Building a Dataset for Detecting Fake News in Amharic Language
Author(s) -
Tewodros Tazeze,
R. Raghavendra
Publication year - 2021
Publication title -
international journal of advanced research in science, communication and technology
Language(s) - English
Resource type - Journals
ISSN - 2581-9429
DOI - 10.48175/ijarsct-1362
Subject(s) - amharic , computer science , disinformation , social media , artificial intelligence , support vector machine , random forest , classifier (uml) , natural language processing , world wide web
The rapid growth and expansion of social media platform has filled the gap of information exchange in the day to day life. Apparently, social media is the main arena for disseminating manipulated information in a high range and exponential rate. The fabrication of twisted information is not limited to ones language, society and domain, this is particularly observed in the ongoing COVID-19 pandemic situation.
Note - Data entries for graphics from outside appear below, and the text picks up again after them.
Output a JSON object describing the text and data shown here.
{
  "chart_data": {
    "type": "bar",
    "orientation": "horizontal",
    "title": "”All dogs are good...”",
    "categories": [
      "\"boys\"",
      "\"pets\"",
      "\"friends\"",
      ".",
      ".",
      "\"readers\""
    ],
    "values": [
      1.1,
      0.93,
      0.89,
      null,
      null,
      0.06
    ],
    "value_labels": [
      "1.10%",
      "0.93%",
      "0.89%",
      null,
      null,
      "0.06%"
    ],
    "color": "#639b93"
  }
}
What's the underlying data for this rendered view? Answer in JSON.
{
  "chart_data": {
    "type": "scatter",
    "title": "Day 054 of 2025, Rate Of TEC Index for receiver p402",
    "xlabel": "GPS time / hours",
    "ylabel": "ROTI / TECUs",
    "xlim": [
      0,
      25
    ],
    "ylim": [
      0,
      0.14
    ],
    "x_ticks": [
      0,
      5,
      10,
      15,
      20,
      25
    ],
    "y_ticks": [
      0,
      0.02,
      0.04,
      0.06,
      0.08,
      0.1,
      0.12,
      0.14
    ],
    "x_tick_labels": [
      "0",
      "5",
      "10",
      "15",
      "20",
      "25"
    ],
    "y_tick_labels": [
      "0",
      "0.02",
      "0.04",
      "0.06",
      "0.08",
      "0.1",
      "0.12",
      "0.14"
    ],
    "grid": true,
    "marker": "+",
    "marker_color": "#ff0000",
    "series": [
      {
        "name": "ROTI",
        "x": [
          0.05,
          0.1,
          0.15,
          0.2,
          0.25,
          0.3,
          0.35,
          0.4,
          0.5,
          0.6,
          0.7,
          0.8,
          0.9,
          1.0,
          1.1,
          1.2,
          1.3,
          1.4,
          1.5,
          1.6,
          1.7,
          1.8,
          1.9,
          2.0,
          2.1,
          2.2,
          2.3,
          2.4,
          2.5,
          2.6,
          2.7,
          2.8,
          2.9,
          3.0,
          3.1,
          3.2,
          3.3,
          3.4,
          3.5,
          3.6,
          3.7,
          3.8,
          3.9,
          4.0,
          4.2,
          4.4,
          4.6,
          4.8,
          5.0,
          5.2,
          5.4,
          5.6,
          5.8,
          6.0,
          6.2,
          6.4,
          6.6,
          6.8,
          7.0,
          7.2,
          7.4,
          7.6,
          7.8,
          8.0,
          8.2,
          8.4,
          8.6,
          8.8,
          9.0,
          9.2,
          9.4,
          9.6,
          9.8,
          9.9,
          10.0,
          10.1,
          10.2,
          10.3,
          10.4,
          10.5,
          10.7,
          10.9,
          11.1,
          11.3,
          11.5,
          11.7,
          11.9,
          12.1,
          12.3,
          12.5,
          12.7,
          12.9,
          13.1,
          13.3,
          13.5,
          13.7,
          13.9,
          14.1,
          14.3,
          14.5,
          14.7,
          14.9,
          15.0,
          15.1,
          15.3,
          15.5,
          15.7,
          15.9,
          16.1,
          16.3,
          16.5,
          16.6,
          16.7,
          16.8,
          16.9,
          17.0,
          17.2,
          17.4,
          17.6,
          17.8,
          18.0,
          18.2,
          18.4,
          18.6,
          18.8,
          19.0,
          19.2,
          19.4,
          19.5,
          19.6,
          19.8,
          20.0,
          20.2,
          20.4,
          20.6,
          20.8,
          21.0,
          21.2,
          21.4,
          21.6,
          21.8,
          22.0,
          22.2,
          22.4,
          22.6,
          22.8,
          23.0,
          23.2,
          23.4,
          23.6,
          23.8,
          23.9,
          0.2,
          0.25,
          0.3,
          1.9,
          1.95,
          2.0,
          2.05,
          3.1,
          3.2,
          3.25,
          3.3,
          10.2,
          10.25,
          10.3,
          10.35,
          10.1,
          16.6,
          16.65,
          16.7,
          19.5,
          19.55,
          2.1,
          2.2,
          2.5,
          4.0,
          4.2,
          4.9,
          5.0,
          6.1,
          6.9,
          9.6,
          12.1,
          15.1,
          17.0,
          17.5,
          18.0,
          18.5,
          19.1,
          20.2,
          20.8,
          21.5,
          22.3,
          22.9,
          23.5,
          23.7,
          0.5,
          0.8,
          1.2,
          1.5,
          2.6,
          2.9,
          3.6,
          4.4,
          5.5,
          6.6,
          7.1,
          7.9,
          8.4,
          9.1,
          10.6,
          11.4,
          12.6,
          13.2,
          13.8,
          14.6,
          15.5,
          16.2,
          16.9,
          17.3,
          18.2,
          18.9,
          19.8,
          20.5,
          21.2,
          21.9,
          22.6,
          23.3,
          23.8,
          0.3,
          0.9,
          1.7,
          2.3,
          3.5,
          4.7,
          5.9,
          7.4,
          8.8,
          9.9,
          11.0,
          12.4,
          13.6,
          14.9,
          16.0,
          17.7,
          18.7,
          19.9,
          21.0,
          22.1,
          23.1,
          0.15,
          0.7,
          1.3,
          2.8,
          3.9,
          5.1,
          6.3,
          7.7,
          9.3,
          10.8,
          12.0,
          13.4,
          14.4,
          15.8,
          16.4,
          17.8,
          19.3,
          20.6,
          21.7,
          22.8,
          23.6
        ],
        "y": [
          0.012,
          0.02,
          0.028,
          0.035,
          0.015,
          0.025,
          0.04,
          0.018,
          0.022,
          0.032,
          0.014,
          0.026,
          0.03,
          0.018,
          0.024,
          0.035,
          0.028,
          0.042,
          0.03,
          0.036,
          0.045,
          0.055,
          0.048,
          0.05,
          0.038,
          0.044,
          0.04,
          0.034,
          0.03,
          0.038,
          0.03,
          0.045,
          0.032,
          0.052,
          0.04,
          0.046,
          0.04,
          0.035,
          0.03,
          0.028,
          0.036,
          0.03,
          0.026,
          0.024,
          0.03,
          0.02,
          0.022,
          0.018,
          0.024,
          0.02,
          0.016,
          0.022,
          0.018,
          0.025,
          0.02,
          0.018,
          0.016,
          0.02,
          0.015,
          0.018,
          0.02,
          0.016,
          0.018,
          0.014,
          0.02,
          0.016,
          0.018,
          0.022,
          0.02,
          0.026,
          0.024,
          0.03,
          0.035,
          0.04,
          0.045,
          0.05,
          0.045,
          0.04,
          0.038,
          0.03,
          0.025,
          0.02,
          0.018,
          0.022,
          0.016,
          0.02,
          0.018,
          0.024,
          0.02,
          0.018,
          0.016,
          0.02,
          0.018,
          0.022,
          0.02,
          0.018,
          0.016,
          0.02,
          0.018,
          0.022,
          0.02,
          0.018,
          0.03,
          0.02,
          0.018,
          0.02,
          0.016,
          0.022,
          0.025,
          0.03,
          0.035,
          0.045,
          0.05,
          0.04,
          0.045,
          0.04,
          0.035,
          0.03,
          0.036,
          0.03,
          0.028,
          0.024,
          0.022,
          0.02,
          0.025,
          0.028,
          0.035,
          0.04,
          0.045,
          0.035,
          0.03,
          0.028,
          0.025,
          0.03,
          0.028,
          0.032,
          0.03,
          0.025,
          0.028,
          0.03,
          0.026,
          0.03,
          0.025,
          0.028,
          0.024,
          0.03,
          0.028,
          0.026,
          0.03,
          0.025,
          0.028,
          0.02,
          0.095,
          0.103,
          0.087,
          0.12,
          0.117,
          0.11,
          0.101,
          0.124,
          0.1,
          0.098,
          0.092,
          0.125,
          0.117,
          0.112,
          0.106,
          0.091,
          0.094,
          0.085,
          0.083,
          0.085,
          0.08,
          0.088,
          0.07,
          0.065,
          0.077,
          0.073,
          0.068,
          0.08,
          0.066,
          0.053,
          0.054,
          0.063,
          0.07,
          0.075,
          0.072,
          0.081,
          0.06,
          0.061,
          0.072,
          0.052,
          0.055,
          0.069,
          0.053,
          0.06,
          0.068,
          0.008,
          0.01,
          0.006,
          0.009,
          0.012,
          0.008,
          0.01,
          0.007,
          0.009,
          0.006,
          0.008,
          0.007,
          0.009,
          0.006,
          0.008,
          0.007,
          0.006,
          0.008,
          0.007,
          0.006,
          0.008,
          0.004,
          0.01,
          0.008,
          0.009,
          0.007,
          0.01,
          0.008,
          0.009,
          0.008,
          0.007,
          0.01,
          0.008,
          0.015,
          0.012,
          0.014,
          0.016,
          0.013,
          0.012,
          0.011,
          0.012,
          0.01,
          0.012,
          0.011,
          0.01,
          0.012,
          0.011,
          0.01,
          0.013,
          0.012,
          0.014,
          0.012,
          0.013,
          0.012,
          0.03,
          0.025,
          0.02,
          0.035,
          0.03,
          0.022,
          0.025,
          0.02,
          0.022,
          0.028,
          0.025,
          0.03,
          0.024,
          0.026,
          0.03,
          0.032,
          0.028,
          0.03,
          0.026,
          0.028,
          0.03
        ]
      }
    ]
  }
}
The creation and propagation of fabricated news creates an urgent demand for automatically classification and detecting such distorted news articles. Manually detecting fake news is a laborious and tiresome task and the dearth of annotated fake news dataset to automate fake news detection system is still a tremendous challenge for low-resourced Amharic language (after Arabic, the second largely spoken Semitic language group). In this study, Amharic fake news dataset are crafted from verified news sources and various social media pages and six different machine learning classifiers Naïve bays, SVM, Logistic Regression, SGD, Random Forest and Passive aggressive Classifier model are built. The experimental results show that Naïve bays and Passive Aggressive Classifier surpass the remaining models with accuracy above 96% and F1- score of 99%. The study has a significant contribution to turn down the rate of disinformation in vernacular language.